The $24$ ‘Monsters’ posts are (mostly) about finite simple (sporadic) groups : we start with the Scottish solids (hoax?), move on to the 14-15 game groupoid and a new Conway $M_{13}$-sliding game which uses the sporadic Mathieu group $M_{12}$. This Mathieu group appears in musical compositions of Olivier Messiaen and it can be used also to get a winning strategy of ‘mathematical blackjack’. We discuss Galois’ last letter and the simple groups $L_2(5),L_2(7)$ and $L_2(11)$ as well as other Arnold ‘trinities’. We relate these groups to the Klein quartic and the newly discovered ‘buckyball’-curve. Next we investigate the history of the Leech lattice and link to online games based on the Mathieu-groups and Conway’s dotto group. Finally, preparing for moonshine, we discover what the largest sporadic simple group, the Monster-group, sees of the modular group.

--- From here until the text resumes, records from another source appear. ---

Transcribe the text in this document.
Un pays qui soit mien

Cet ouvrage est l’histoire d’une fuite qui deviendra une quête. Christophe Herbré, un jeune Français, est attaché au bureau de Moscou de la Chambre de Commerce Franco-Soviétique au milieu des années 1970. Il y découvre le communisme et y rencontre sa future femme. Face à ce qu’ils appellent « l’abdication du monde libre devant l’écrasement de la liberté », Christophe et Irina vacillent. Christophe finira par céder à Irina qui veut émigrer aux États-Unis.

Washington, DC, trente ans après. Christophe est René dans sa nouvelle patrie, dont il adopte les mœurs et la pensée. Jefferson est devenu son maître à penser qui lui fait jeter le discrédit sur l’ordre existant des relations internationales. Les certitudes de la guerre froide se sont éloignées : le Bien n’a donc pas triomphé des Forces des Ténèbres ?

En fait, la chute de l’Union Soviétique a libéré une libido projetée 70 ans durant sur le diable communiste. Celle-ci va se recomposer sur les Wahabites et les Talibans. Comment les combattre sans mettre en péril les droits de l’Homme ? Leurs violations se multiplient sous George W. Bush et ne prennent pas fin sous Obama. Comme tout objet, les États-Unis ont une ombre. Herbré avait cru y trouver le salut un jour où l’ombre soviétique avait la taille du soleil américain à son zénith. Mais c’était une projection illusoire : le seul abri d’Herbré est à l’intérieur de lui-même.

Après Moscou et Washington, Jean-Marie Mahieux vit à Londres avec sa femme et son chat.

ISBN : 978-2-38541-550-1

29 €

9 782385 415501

The $24$ ‘Moonshine’ posts begin with the history of the Dedekind (or Klein?) tessellation of the upper half plane, useful to determine fundamental domains of subgroups of the modular group $PSL_2(\mathbb{Z})$. We investigate Grothendieck’s theory of ‘dessins d’enfants’ and learn how modular quilts classify the finite index subgroups of the modular group. We find generators of such groups using Farey codes and use those to give a series of simple groups including as special members $L_2(5)$ and the Mathieu-sporadics $M_{12}$ and $M_{24}$ : the ‘iguanodon’-groups. Then we move to McKay-Thompson series and an Easter-day joke pulled by John McKay. Apart from the ‘usual’ monstrous moonshine conjectures (proved by Borcherds) John McKay also observed a strange appearance of $E(8)$ in connection with multiplications of involutions in the Monster-group. We explain Conway’s ‘big picture’ which makes it easy to work with the moonshine groups and use it to describe John Duncan’s solution of the $E(8)$-observation.

I’ll try to improve the internal referencing over the coming weeks/months, include an index and add extra material as we will be studying moonshine for the Mathieu groups as well as a construction of the Monster-group in next semester’s master-seminar. All comments, corrections and suggestions for extra posts are welcome!

If you are interested you can also download two other booklets : The Bourbaki Code (38 pages) containing all Bourbaki-related posts and absolute geometry (63 pages) containing the posts related to the “field with one element” and its connections to (noncommutative) geometry and number theory.

I’ll try to add to the ‘absolute geometry’-booklet the posts from last semester’s master-seminar (which were originally posted at angs@t/angs+) and write some new posts covering the material that so far only exists as prep-notes. The links above will always link to the latest versions of these booklets.